Updated Classification Method using Labeled and Unlabeled Data

Share:

Description

This function implements the EM algorithm by iterating over the E-step and M-step. The initial values are obtained from the labeled data then both steps are further iterated over the complete data, labeled and unlabeled data combined.

Usage

1
2
3
upclassifymodel(Xtrain, cltrain, Xtest, cltest = NULL,
modelName = "EEE", tol = 10^-5, iterlim = 1000, 
Aitken = TRUE, ...)

Arguments

Xtrain

A numeric matrix of observations where rows correspond to observations and columns correspond to variables. The group membership of each observation is known - labeled data.

cltrain

A numeric vector with distinct entries representing a classification of the corresponding observations in Xtrain.

Xtest

A numeric matrix of observations where rows correspond to observations and columns correspond to variables. The group membership of each observation may not be known - unlabeled data.

cltest

A numeric vector with distinct entries representing a classification of the corresponding observations in Xtest. By default, these are not supplied and the function sets out to obtain them.

modelName

A character string indicating the model, with default "EEE". The models available for selection are described in modelvec

tol

A positive number, with default 10^{-5}, which is a measure of how strictly convergence is defined.

iterlim

A positive integer, with default 1000, which is the desired limit on the maximum number of iterations.

Aitken

A logical value with default TRUE which tests for convergence using Aitken acceleration. If value is set to FALSE, convergence is tested by comparing tol to the change in log-likelihood between two consecutive iterations. For further information on Aitken acceleration, see Aitken

...

Arguments passed to or from other methods.

Details

This is an updated approach to typical classification methods. Initially, the M-step is performed on the labeled (training) data to obtain parameter estimates for the model. These are used in an E-step to obtain group memberships for the unlabeled (test) data. The training data labels and new probability estimates for test data labels are combined to form the complete data. From here, the M-step and E-step are iterated over the complete data, with continuous updating until convergence has been reached. This has been shown to result in lower misclassification rates, particularly in cases where only a small proportion of the total data is labeled.

Value

The return value is a list with the following components:

call

The function call from upclassifymodel.

Ntrain

The number of observations in the training data.

Ntest

The number of observations in the test data.

d

The dimension of the data.

G

The number of groups in the data

iter

The number of iterations required to reach convergence. If convergence was not obtained, this is equal to iterlim.

converged

A logical value where TRUE indicates convergence was reached and FALSE means iter reached iterlim without obtaining convergence.

modelName

A character string identifying the model (same as the input argument).

parameters pro

A vector whose kth component is the mixing proportion for the kth component of the mixture model. If the model includes a Poisson term for noise, there should be one more mixing proportion than the number of Gaussian components.

mean

The mean for each component. If there is more than one component, this is a matrix whose kth column is the mean of the kth component of the mixture model.

variance

A list of variance parameters for the model. The components of this list depend on the model specification.

train/test z

A matrix whose [i,k]th entry is the conditional probability of the ith observation belonging to the kth component of the mixture.

cl

A numeric vector with distinct entries representing a classification of the corresponding observations in Xtrain/Xtest.

rate

The number of misclassified observations.

Brierscore

The Brier score measuring the accuracy of the probabilities (zs) obtained.

tab

A table of actual and predicted group classifications.

ll

The log-likelihood for the data in the mixture model.

bic

The Bayesian Information Criterion for the model.

Author(s)

Niamh Russell

References

C. Fraley and A.E. Raftery (2002). Model based clustering, discriminant analysis, and density estimation. Journal of the American Statistical Association 97:611-631.
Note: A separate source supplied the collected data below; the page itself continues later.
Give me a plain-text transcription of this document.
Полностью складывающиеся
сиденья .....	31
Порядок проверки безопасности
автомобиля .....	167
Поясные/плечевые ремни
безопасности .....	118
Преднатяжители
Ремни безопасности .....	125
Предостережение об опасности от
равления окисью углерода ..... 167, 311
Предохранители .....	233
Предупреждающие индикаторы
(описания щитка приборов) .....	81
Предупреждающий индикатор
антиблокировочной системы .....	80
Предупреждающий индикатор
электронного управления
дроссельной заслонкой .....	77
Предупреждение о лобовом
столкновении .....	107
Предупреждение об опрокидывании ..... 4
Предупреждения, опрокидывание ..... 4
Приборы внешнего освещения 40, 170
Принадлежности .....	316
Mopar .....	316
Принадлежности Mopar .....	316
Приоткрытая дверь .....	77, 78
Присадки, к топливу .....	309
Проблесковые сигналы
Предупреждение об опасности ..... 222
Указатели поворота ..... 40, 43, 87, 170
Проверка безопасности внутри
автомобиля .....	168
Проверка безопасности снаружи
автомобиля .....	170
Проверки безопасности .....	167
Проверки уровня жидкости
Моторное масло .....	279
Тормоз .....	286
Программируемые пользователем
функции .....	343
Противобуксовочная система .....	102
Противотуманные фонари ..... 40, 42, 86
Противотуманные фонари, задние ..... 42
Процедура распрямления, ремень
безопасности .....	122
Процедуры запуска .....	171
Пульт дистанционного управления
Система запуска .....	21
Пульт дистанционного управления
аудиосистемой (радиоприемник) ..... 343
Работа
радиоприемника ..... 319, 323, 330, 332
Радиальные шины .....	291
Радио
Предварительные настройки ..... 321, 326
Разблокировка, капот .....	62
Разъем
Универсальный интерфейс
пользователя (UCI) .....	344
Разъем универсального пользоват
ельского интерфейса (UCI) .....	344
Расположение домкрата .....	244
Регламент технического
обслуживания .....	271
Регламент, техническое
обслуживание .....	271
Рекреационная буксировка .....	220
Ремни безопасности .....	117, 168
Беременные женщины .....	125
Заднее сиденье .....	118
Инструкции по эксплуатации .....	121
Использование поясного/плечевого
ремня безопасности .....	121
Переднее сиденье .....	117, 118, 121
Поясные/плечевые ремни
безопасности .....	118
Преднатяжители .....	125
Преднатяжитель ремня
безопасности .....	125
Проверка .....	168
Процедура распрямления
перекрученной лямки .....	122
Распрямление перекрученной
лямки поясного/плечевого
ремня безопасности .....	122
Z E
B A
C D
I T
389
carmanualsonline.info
Fraley, C. and Raftery, A.E. (2006). MCLUST Version for R: Normal Mixture Modeling and Model-Based Clustering, Technical Report no. 504, Department of Statistics, University of Washington.
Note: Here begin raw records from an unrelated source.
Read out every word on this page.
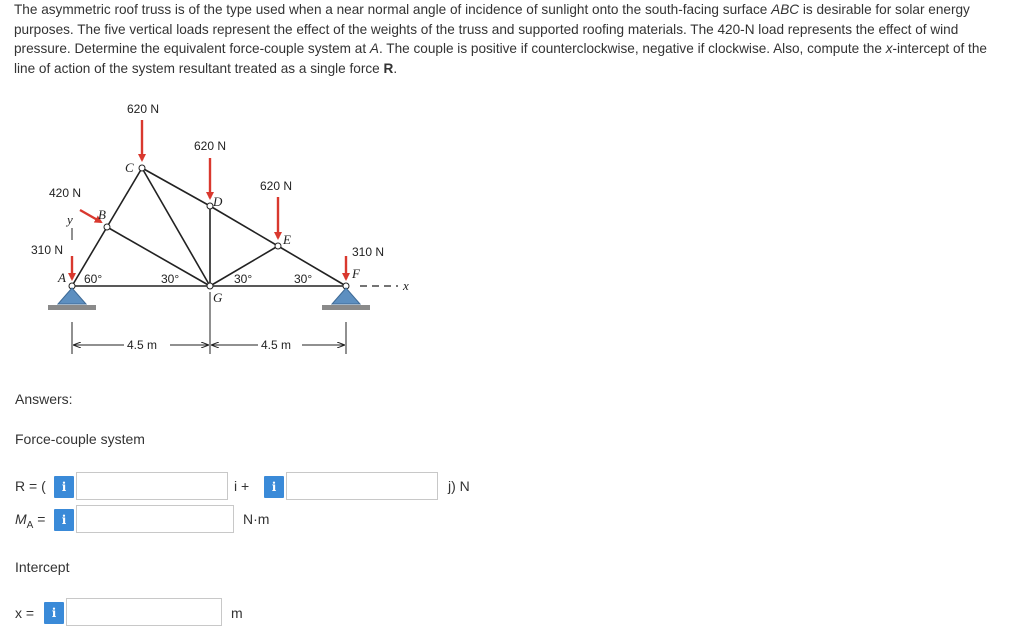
The asymmetric roof truss is of the type used when a near normal angle of incidence of sunlight onto the south-facing surface ABC is desirable for solar energy purposes. The five vertical loads represent the effect of the weights of the truss and supported roofing materials. The 420-N load represents the effect of wind pressure. Determine the equivalent force-couple system at A. The couple is positive if counterclockwise, negative if clockwise. Also, compute the x-intercept of the line of action of the system resultant treated as a single force R.
x
y
620 N
620 N
620 N
420 N
310 N	310 N
A
B
C
D
E
F
G
60°	30°	30°	30°
4.5 m	4.5 m
Answers:
Force-couple system
R = (	i	i +	i	j) N
$M_A$ =	i	N·m
Intercept
x =	i	m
Dean, N., Murphy, T.B. and Downey, G (2006). Using unlabelled data to update classification rules with applications in food authenticity studies. Journal of the royal Statistical Society: Series C 55 (1), 1-14.

See Also

upclassify, Aitken, modelvec

Examples

1
2
3
4
5
6
7
8
9
# This function is not designed to be used on its own, 
# but to be called by \code{upclassify}
data(wine, package = "gclus")
X <- as.matrix(wine[, -1])
cl <- unclass(wine[, 1])
indtrain <- sort(sample(1:178, 120))
indtest <- setdiff(1:178, indtrain)

fitup <- upclassifymodel(X[indtrain,], cl[indtrain], X[indtest,], cl[indtest])